The state is using a $1 million grant under the law to evaluate whether it will set up and run its own health insurance exchange or turn that function over to Washington, an option under the law.

Keck and new S.C. Insurance Commissioner David Black are heading up a task force, formed by a Haley executive order and to include members chosen by the General Assembly.

With its first meeting scheduled for April 15, the panel will call in experts from states that already have insurance exchanges, among them California, Massachusetts and Utah.

Massachusetts' exchange, set up under its 2006 first-in-the-nation mandatory health insurance law, buys private policies and then resells them to its residents.

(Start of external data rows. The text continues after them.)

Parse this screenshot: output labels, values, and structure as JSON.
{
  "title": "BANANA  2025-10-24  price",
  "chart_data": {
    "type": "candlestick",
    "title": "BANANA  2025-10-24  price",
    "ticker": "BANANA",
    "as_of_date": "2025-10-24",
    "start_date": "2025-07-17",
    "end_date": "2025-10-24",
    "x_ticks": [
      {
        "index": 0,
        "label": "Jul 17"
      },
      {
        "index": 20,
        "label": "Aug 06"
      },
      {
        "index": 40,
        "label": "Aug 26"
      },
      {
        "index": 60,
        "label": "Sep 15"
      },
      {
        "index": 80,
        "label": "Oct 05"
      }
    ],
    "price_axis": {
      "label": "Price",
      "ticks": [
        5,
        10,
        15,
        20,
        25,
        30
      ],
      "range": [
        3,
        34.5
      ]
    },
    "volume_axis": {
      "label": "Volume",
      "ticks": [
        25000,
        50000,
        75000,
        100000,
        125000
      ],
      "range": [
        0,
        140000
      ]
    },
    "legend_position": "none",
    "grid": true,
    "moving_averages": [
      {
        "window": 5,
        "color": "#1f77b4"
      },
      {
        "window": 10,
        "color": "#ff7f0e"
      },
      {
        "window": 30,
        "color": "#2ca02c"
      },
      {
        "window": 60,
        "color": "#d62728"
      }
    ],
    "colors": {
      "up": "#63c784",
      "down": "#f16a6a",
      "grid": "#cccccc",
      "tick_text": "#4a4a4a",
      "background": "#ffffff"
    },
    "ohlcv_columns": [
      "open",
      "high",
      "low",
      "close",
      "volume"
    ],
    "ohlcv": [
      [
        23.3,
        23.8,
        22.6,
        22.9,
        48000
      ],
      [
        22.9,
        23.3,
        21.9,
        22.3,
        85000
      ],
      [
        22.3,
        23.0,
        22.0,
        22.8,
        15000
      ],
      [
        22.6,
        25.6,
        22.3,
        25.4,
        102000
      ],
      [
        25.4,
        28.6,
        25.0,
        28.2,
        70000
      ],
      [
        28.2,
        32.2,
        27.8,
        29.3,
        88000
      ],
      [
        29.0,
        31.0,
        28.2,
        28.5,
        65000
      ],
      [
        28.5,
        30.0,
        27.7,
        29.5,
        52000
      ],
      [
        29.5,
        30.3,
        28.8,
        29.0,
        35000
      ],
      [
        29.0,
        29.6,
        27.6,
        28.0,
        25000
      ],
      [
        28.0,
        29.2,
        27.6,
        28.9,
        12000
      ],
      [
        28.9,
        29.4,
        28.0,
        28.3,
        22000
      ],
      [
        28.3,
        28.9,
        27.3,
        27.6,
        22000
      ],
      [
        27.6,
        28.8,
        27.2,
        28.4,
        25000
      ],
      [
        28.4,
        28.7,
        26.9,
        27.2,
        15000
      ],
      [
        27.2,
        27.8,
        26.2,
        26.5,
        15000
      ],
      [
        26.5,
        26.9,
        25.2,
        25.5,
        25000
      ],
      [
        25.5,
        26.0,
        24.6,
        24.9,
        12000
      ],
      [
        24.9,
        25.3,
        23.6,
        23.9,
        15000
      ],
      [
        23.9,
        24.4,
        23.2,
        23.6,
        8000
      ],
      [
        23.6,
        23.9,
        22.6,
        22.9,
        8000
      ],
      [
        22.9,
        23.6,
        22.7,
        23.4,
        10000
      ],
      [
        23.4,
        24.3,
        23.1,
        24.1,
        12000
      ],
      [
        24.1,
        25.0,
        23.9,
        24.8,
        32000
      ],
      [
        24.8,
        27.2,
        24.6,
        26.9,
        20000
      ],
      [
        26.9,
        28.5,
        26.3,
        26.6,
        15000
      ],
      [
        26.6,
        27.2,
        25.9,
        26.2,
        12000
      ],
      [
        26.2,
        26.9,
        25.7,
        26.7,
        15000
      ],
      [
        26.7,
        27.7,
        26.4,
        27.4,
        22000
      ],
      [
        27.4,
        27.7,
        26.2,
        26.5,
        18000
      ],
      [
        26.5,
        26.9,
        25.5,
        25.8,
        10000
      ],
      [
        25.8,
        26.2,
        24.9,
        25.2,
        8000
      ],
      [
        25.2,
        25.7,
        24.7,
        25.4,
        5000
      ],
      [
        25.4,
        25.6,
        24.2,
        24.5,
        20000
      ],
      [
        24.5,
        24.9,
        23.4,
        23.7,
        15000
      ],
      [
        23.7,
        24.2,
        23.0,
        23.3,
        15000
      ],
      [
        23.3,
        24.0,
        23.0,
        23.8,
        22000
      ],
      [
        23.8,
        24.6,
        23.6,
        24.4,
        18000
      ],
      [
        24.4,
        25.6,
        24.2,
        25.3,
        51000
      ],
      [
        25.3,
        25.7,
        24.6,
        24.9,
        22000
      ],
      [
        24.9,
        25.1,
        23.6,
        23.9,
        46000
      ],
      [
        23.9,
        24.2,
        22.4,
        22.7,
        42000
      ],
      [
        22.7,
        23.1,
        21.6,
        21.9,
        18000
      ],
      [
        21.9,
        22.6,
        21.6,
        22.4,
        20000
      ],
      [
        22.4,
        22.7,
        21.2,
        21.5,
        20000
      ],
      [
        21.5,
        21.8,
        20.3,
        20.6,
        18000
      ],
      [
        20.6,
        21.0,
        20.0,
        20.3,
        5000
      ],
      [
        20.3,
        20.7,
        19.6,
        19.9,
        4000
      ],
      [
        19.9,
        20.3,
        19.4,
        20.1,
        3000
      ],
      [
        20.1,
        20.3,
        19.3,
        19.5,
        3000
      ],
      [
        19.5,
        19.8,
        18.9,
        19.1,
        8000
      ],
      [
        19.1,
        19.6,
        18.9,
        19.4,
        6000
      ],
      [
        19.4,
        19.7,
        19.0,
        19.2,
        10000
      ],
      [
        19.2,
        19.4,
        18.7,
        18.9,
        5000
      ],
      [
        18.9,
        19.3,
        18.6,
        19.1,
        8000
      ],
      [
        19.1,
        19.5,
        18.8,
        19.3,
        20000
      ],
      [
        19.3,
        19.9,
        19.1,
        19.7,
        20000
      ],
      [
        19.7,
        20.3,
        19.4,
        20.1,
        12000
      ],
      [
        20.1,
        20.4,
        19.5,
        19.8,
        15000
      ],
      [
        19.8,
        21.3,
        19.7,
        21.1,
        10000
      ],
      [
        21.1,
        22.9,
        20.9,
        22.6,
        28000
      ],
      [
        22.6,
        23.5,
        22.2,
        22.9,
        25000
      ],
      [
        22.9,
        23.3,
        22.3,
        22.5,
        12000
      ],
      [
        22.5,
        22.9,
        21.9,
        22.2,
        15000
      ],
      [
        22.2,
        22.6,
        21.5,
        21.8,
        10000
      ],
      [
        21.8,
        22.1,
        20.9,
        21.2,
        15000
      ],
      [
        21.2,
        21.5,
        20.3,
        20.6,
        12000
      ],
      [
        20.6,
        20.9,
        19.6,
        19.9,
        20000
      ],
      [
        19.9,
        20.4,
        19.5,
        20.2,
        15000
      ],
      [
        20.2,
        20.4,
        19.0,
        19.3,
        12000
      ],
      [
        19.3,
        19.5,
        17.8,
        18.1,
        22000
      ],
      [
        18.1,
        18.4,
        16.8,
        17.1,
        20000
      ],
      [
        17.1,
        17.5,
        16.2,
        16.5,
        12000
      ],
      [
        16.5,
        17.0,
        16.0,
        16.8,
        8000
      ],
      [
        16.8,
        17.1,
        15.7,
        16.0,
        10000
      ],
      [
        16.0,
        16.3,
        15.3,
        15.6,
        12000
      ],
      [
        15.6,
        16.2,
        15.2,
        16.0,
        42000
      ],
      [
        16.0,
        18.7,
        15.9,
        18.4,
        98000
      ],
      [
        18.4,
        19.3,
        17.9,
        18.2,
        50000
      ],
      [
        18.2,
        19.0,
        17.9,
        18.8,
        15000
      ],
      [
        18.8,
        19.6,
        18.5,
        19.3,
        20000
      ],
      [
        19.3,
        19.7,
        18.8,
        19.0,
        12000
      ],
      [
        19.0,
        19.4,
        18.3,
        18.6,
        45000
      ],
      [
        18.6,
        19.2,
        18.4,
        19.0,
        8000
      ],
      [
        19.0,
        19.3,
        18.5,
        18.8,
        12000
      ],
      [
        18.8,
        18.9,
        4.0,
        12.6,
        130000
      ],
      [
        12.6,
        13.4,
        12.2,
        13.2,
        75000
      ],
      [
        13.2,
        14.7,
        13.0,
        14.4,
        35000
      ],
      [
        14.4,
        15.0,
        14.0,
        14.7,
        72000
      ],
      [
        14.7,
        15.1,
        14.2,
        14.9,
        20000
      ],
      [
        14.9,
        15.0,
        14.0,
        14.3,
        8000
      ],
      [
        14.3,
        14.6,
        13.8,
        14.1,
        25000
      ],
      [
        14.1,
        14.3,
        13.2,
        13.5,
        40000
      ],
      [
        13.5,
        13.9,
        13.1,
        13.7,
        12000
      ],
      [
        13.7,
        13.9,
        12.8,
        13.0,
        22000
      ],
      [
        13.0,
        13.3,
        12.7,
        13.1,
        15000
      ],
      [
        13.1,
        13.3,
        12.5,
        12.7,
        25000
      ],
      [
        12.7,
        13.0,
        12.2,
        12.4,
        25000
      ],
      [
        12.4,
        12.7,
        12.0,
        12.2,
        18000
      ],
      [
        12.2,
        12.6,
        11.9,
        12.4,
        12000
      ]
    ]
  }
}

Utah, by contrast, has a exchange that acts as a clearinghouse for insurers to sell their products in a transparent setting based on comparison shopping with uniform rules.

"In our view, the answer is probably somewhere in between Utah and Massachusetts in terms of what we're trying to accomplish with a health insurance exchange," Keck said.

A problem for Haley and state legislators is that they may have to decide whether to set up a health insurance exchange before federal regulations for the exchanges are in place.

"There's a lot of concern by states that they will choose to run their own exchanges, and then the federal regulations will come down, and many states will not agree with them," Keck said.

'A massive change'

A separate demand, starting to eat up hundreds of hours among Keck's staff, is preparing for as many as a half-million additional South Carolinians who may be eligible for Medicaid under the law.

Some of the new beneficiaries will be people who never have had private insurance but will be able to join the health care program for the poor thanks to raised income caps the law sets for adults.

Keck thinks tens of thousands of other S.C. residents, now covered by private insurers, also will flood onto the Medicaid program, either because their employers stop providing health insurance or because they choose to drop the plans that they now help pay for and switch to taxpayer-paid public coverage.

Fear that employers or employees would ditch private insurance for government coverage is the main reason DeMint and other Republicans oppose the law.

"To enroll 400,000 to 500,000 new individuals in a relatively short period of time is a very large and expensive task," Keck said. "That's a massive change in how we do business now."